Tuesday, April 10, 2007
Saturday, April 07, 2007
*I changed the profile pic again. Joe wasn't happy with that one. He says it makes him look bald. The new one shows he is in fact, not bald. Men. Sheesh.*
Friday, April 06, 2007
Thursday, April 05, 2007
This a plaque order I received. I tried to match the colors to her bedding, which is cream and sage with small silver dragonflies and red ladybugs. The chain is made up of flowers. I call it a daisy chain. Cute.

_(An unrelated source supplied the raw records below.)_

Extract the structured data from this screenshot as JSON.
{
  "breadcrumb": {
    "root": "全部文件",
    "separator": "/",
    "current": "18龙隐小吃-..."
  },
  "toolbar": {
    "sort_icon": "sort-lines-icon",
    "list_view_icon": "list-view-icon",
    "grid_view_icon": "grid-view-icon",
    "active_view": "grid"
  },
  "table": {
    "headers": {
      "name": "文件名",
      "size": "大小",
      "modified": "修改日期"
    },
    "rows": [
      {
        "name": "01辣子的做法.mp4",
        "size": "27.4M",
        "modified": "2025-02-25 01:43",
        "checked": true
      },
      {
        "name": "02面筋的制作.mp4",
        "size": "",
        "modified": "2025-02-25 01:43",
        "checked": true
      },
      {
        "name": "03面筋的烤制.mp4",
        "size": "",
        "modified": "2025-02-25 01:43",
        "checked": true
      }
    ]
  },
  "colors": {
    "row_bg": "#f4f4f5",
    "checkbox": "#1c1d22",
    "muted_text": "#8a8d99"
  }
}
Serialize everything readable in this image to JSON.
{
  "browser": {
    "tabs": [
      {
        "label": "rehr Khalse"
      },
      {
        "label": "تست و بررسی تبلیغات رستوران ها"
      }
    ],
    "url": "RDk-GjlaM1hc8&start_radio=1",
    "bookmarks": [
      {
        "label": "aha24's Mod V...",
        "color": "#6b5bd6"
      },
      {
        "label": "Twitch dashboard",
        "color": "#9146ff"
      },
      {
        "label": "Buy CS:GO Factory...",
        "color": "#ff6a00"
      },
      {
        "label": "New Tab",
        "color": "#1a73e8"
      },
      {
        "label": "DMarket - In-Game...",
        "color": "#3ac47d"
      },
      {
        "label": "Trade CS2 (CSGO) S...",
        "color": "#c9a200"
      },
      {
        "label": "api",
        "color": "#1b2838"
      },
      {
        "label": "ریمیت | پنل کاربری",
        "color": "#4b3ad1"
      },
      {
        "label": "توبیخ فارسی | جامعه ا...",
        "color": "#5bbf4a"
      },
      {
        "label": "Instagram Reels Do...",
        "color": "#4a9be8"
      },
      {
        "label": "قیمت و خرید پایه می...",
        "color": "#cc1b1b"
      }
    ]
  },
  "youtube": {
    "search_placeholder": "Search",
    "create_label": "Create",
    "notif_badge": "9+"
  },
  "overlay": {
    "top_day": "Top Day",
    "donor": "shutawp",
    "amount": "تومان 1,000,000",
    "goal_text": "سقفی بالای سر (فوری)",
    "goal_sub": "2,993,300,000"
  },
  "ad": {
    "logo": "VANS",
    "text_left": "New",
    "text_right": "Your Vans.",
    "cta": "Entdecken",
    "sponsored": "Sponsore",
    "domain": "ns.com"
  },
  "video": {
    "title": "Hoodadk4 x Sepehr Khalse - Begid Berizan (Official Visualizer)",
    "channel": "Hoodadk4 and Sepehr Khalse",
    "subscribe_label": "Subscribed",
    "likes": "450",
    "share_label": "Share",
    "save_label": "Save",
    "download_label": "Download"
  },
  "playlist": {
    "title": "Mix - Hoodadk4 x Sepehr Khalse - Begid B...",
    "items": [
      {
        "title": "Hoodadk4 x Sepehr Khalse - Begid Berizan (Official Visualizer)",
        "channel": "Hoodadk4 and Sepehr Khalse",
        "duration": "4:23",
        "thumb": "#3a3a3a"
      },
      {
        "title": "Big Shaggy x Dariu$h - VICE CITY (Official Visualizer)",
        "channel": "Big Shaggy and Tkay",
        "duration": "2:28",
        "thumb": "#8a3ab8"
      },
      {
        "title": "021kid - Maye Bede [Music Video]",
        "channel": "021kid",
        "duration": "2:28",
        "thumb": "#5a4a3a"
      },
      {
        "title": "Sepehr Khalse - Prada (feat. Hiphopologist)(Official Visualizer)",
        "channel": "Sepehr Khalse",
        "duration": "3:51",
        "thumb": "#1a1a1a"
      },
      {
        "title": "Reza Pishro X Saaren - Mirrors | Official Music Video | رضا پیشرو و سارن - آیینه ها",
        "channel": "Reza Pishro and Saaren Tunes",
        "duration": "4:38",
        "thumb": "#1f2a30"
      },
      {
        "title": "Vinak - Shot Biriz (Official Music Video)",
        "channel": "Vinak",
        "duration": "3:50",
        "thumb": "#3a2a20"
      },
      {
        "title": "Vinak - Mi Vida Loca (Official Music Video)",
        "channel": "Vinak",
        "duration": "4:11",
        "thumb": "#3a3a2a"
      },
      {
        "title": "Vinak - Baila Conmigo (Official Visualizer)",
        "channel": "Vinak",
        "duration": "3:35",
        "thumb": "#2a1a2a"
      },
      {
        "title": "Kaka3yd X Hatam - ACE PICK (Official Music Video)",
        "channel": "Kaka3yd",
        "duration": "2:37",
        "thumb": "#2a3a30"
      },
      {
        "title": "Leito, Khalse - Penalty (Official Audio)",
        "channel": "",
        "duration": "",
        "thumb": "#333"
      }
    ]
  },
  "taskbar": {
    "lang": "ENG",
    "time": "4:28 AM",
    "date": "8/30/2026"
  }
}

I do. Three quarts to be exact. That's a lotta cranberry juice. Did I mention I'm not that fond of cranberry juice? Well, I'm not. But I have to drink it. My bladder and kidney infections are not getting better, despite the antibiotics the doc gave me. Did you know bladder infections and kidney infections are two totally separate things? I didn't. Until now. I also did not realize they were so painful. They are. Very painful. So I down cranberry juice like it is going out of style. Ugh. The good news is that I am home on the couch now, with the next ten glorious days off. Ten days! I cannot tell you how happy I am about that. I guess I just did. :) Oh, and my surgery has been scheduled. On May 11 th I am having all of my girl parts removed. Good riddance. They never did me any good anyhow. And yet I am still a little sad. And scared. But mostly happy. It will be done with. I won't have to worry about it ever again. Good.
Wednesday, April 04, 2007
*I updated Wishing Star with a couple of bracelets. More to come!*
Tuesday, April 03, 2007
Then my phone rang again and it was my gynecologist calling to schedule my hysterectomy! No date set yet. But soon. A very busy, exciting, exhausting day. Going to bed now. G'night.
Sunday, April 01, 2007
I have made this small plaque with our Log in Date on it to hang on the door to Sophie's room. I think it turned out cute. I added a whimsical beaded handle for hanging. These would make a great gift for someone just finishing thier paperchase, or who is in the midddle of the never ending wait. I am going to keep mine up until we bring Sophie home, then I'll probably move it to the fridge(They can be magnets too). I am selling these over at my other blog, Wishing Star Designs. I have added a few other things too. More to come!
I have added a paypal button on the site so you can pay directly with a credit card. You will need to sign up for a Paypal account, but it is free, safe, and secure.
Updated the quilt blog again. Fifty-eight squares and counting. Woo hoo!